Work
The Res gestae saxonicae are significant historical accounts of the times of Otto the Great and Henry the Fowler, modelled on the works of the Roman historian Sallust and the deuterocanonical Books of the Maccabees. Widukind wrote as a Saxon, proud of his people and history, beginning his narration not with the Roman Empire but with a brief synopsis derived from the orally-transmitted history of the Saxons and their struggles with the Franks, with a terseness that makes his work difficult to interpret.
Widukind of Corvey starts with the wars between Theuderich I, King of Austrasia, and the Thuringii, in which the Saxons played a large part. An allusion to the conversion of the Saxons to Christianity under Charlemagne brings him to the early Saxon dukes and details of the reign of Henry the Fowler. He omitted Italian events in tracing the career of Henry, nor does he ever mention a pope, but one of the three surviving mss. of his Gesta was transcribed in Benevento, the Lombard duchy south of Rome. . The second book opens with the election of Otto the Great as German king, treats of the risings against his authority, again omitting events in Italy, and concludes with the death of his first wife Edith of England in 946.
A manuscript of Res gestae saxonicae sive annalium libri tres was first published in Basle in 1532 and is today in the British Library. There are two other surviving manuscripts. The best edition was published in 1935 by Paul Hirsch and Hans-Eberhard Lohmann in the series Monumenta Germaniae Historica: Scriptores rerum Germanicarum in usum scholarum editi.
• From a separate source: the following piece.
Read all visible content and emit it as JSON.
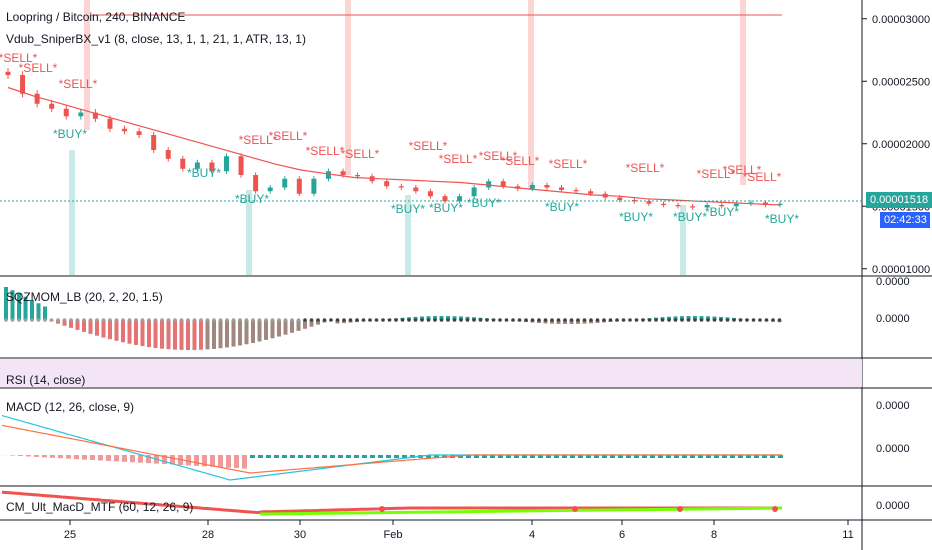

A German translation appears in the Quellen zur Geschichte der sächsischen Kaiserzeit published by Albert Bauer and Reinhold Rau in 1971. An English translation is found in an unprinted doctoral dissertation: Raymond F. Wood, The three books of the deeds of the Saxons, by Widukind of Corvey, translated with introduction, notes, and bibliography (University of California, Los Angeles, 1949).
Widukind is also credited with a vita of St Paul and St Thecla doubtless based on the 2nd century Acts of Paul and Thecla, but no traces of it now remain.